Core Concepts
The rapid advancements in pre-trained Large Language Models (LLMs) have ushered in a new era of intelligent applications, transforming various fields. This paper presents a comprehensive overview of the LLM supply chain, highlighting its key components and the critical challenges that must be addressed to ensure the safe, reliable, and equitable deployment of LLMs.
Abstract
The paper provides a comprehensive overview of the Large Language Model (LLM) supply chain, which encompasses the entire lifecycle of pre-trained models, from their initial development and training to their final deployment and application in various domains.
The key components of the LLM supply chain are:
Fundamental Infrastructure:
This includes the curation and management of diverse datasets, as well as the toolchain that enables efficient model training, optimization, and deployment.
Challenges in this area include data cleaning and curation, avoiding data poisoning, and managing licensing and copyright issues.
Opportunities include developing advanced deduplication algorithms, privacy-preserving techniques, bias mitigation methods, and secure toolchain practices.
Model Lifecycle:
This covers the entire process of model development, testing, releasing, and ongoing maintenance.
Challenges include ensuring inner alignment, comprehensive testing and evaluation, managing model dependencies and risk propagation, and addressing model drift and catastrophic forgetting.
Opportunities lie in advancing model interpretability, enhancing feedback mechanisms, developing comprehensive metrics and benchmarks, mitigating hallucination and catastrophic forgetting, and implementing robust model tracking and maintenance practices.
Downstream Application Ecosystem:
This encompasses the integration of pre-trained models into a wide range of intelligent applications, such as an LLM app store, on-device LLMs, and domain-specific models.
Challenges include app store governance, model compression for on-device deployment, and specialized dataset collection for domain-specific models.
Opportunities exist in fostering innovation and user engagement through the LLM app store, advancing model compression techniques, and unlocking transformative applications in specialized domains.
The paper concludes by highlighting the need for continued research and development to address the challenges and capitalize on the opportunities within the LLM supply chain, ultimately driving the responsible and ethical deployment of these transformative technologies.
Stats
The rapid advancements in pre-trained Large Language Models (LLMs) and Large Multimodal Models (LMMs) have revolutionized the field of artificial intelligence.

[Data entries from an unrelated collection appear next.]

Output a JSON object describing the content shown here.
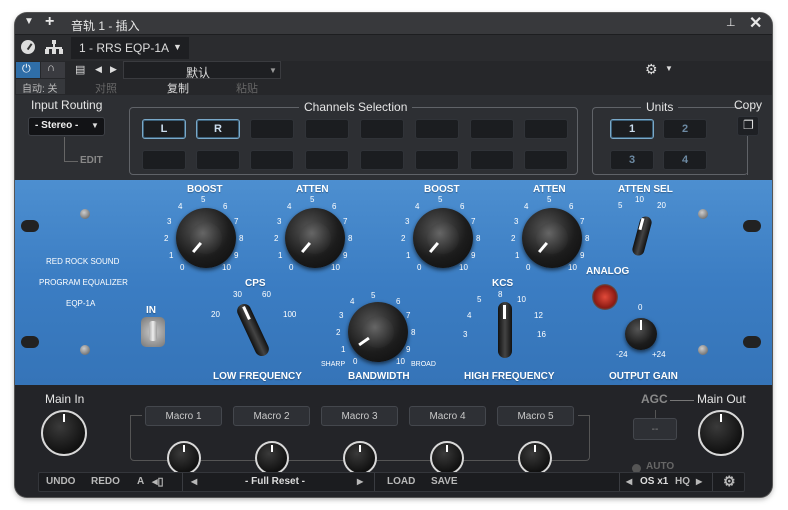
{
  "titlebar": {
    "title": "音轨 1 - 插入"
  },
  "toolbar": {
    "plugin_name": "1 - RRS EQP-1A",
    "preset": "默认",
    "auto_label": "自动: 关",
    "compare": "对照",
    "copy": "复制",
    "paste": "粘贴"
  },
  "routing": {
    "title": "Input Routing",
    "value": "- Stereo -",
    "edit": "EDIT"
  },
  "channels": {
    "title": "Channels Selection",
    "buttons": [
      "L",
      "R"
    ]
  },
  "units": {
    "title": "Units",
    "buttons": [
      "1",
      "2",
      "3",
      "4"
    ],
    "copy": "Copy"
  },
  "panel": {
    "brand_line1": "RED ROCK SOUND",
    "brand_line2": "PROGRAM EQUALIZER",
    "model": "EQP-1A",
    "in_label": "IN",
    "boost1": {
      "label": "BOOST",
      "scale": [
        "5",
        "4",
        "6",
        "3",
        "7",
        "2",
        "8",
        "1",
        "9",
        "0",
        "10"
      ]
    },
    "atten1": {
      "label": "ATTEN",
      "scale": [
        "5",
        "4",
        "6",
        "3",
        "7",
        "2",
        "8",
        "1",
        "9",
        "0",
        "10"
      ]
    },
    "boost2": {
      "label": "BOOST",
      "scale": [
        "5",
        "4",
        "6",
        "3",
        "7",
        "2",
        "8",
        "1",
        "9",
        "0",
        "10"
      ]
    },
    "atten2": {
      "label": "ATTEN",
      "scale": [
        "5",
        "4",
        "6",
        "3",
        "7",
        "2",
        "8",
        "1",
        "9",
        "0",
        "10"
      ]
    },
    "atten_sel": {
      "label": "ATTEN SEL",
      "scale": [
        "10",
        "5",
        "20"
      ]
    },
    "analog": "ANALOG",
    "cps": {
      "label": "CPS",
      "scale": [
        "30",
        "60",
        "20",
        "100"
      ]
    },
    "low_freq": "LOW FREQUENCY",
    "bandwidth": {
      "label": "BANDWIDTH",
      "scale": [
        "5",
        "4",
        "6",
        "3",
        "7",
        "2",
        "8",
        "1",
        "9",
        "0",
        "10"
      ],
      "sharp": "SHARP",
      "broad": "BROAD"
    },
    "kcs": {
      "label": "KCS",
      "scale": [
        "8",
        "5",
        "10",
        "4",
        "12",
        "3",
        "16"
      ]
    },
    "high_freq": "HIGH FREQUENCY",
    "output": {
      "label": "OUTPUT GAIN",
      "zero": "0",
      "min": "-24",
      "max": "+24"
    }
  },
  "bottom": {
    "main_in": "Main In",
    "macros": [
      "Macro 1",
      "Macro 2",
      "Macro 3",
      "Macro 4",
      "Macro 5"
    ],
    "agc": "AGC",
    "agc_value": "--",
    "auto": "AUTO",
    "main_out": "Main Out"
  },
  "status": {
    "undo": "UNDO",
    "redo": "REDO",
    "ab": "A",
    "preset": "- Full Reset -",
    "load": "LOAD",
    "save": "SAVE",
    "os": "OS x1",
    "hq": "HQ"
  }
}
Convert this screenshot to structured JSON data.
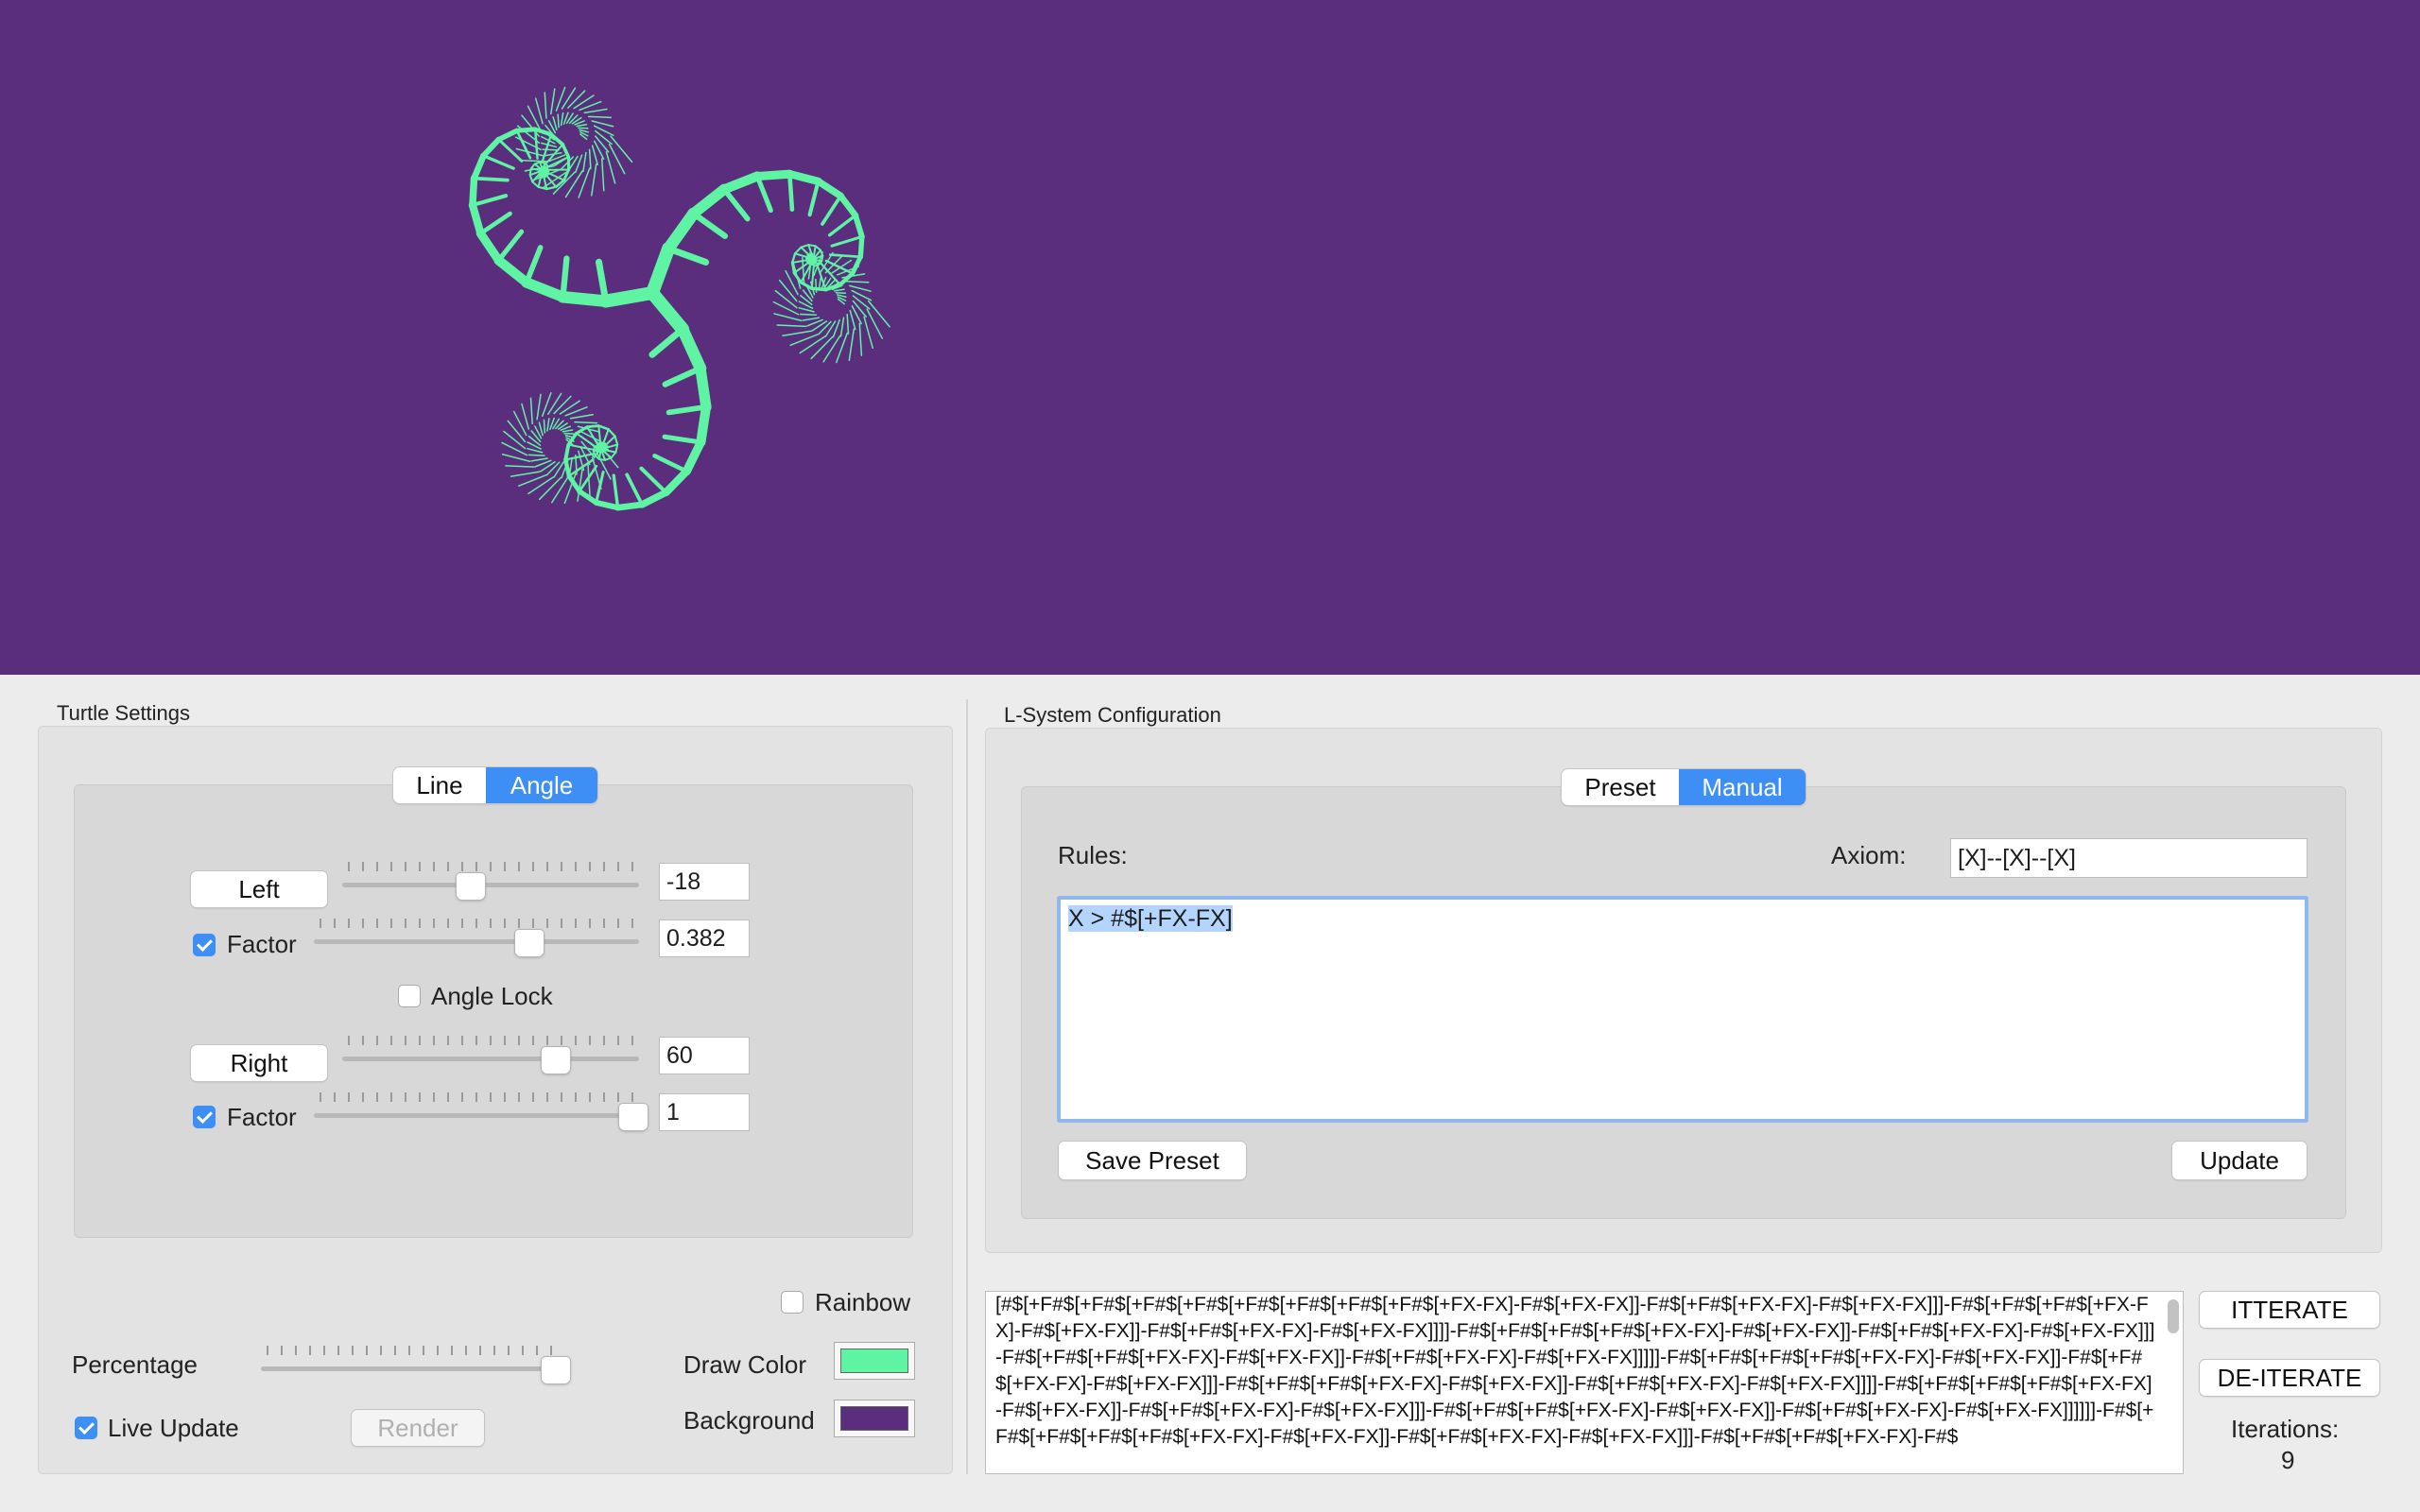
{
  "canvas": {
    "background_color": "#5a2e7c",
    "draw_color": "#5ef4a4"
  },
  "turtle_settings": {
    "title": "Turtle Settings",
    "tabs": [
      {
        "label": "Line",
        "active": false
      },
      {
        "label": "Angle",
        "active": true
      }
    ],
    "left": {
      "button_label": "Left",
      "value": "-18",
      "slider_fraction": 0.43
    },
    "left_factor": {
      "label": "Factor",
      "checked": true,
      "value": "0.382",
      "slider_fraction": 0.67
    },
    "angle_lock": {
      "label": "Angle Lock",
      "checked": false
    },
    "right": {
      "button_label": "Right",
      "value": "60",
      "slider_fraction": 0.73
    },
    "right_factor": {
      "label": "Factor",
      "checked": true,
      "value": "1",
      "slider_fraction": 1.0
    },
    "rainbow": {
      "label": "Rainbow",
      "checked": false
    },
    "percentage": {
      "label": "Percentage",
      "slider_fraction": 1.0
    },
    "draw_color": {
      "label": "Draw Color",
      "color": "#5ef4a4"
    },
    "background": {
      "label": "Background",
      "color": "#5a2e7c"
    },
    "live_update": {
      "label": "Live Update",
      "checked": true
    },
    "render_label": "Render"
  },
  "lsystem": {
    "title": "L-System Configuration",
    "tabs": [
      {
        "label": "Preset",
        "active": false
      },
      {
        "label": "Manual",
        "active": true
      }
    ],
    "rules_label": "Rules:",
    "axiom_label": "Axiom:",
    "axiom_value": "[X]--[X]--[X]",
    "rules_text": "X > #$[+FX-FX]",
    "save_preset_label": "Save Preset",
    "update_label": "Update",
    "output_text": "[#$[+F#$[+F#$[+F#$[+F#$[+F#$[+F#$[+F#$[+F#$[+FX-FX]-F#$[+FX-FX]]-F#$[+F#$[+FX-FX]-F#$[+FX-FX]]]-F#$[+F#$[+F#$[+FX-FX]-F#$[+FX-FX]]-F#$[+F#$[+FX-FX]-F#$[+FX-FX]]]]-F#$[+F#$[+F#$[+F#$[+FX-FX]-F#$[+FX-FX]]-F#$[+F#$[+FX-FX]-F#$[+FX-FX]]]-F#$[+F#$[+F#$[+FX-FX]-F#$[+FX-FX]]-F#$[+F#$[+FX-FX]-F#$[+FX-FX]]]]]-F#$[+F#$[+F#$[+F#$[+FX-FX]-F#$[+FX-FX]]-F#$[+F#$[+FX-FX]-F#$[+FX-FX]]]-F#$[+F#$[+F#$[+FX-FX]-F#$[+FX-FX]]-F#$[+F#$[+FX-FX]-F#$[+FX-FX]]]]-F#$[+F#$[+F#$[+F#$[+FX-FX]-F#$[+FX-FX]]-F#$[+F#$[+FX-FX]-F#$[+FX-FX]]]-F#$[+F#$[+F#$[+FX-FX]-F#$[+FX-FX]]-F#$[+F#$[+FX-FX]-F#$[+FX-FX]]]]]]-F#$[+F#$[+F#$[+F#$[+F#$[+FX-FX]-F#$[+FX-FX]]-F#$[+F#$[+FX-FX]-F#$[+FX-FX]]]-F#$[+F#$[+F#$[+FX-FX]-F#$",
    "iterate_label": "ITTERATE",
    "deiterate_label": "DE-ITERATE",
    "iterations_label": "Iterations:",
    "iterations_value": "9"
  }
}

The LLM supply chain encompasses the entire lifecycle of pre-trained models, from its initial development and training to its final deployment and application in various domains.
The LLM supply chain can be divided into three key components: fundamental infrastructure, model lifecycle, and downstream application ecosystem.
Quotes
"The rapid advancements in pre-trained Large Language Models (LLMs) and Large Multimodal Models (LMMs) have ushered in a new era of intelligent applications, transforming fields ranging from natural language processing to content generation."
"The LLM supply chain represents a crucial aspect of the contemporary artificial intelligence landscape. It encompasses the entire lifecycle of pre-trained models, from its initial development and training to its final deployment and application in various domains."
"Addressing these challenges is essential for harnessing the full potential of LLMs and ensuring their ethical and responsible use."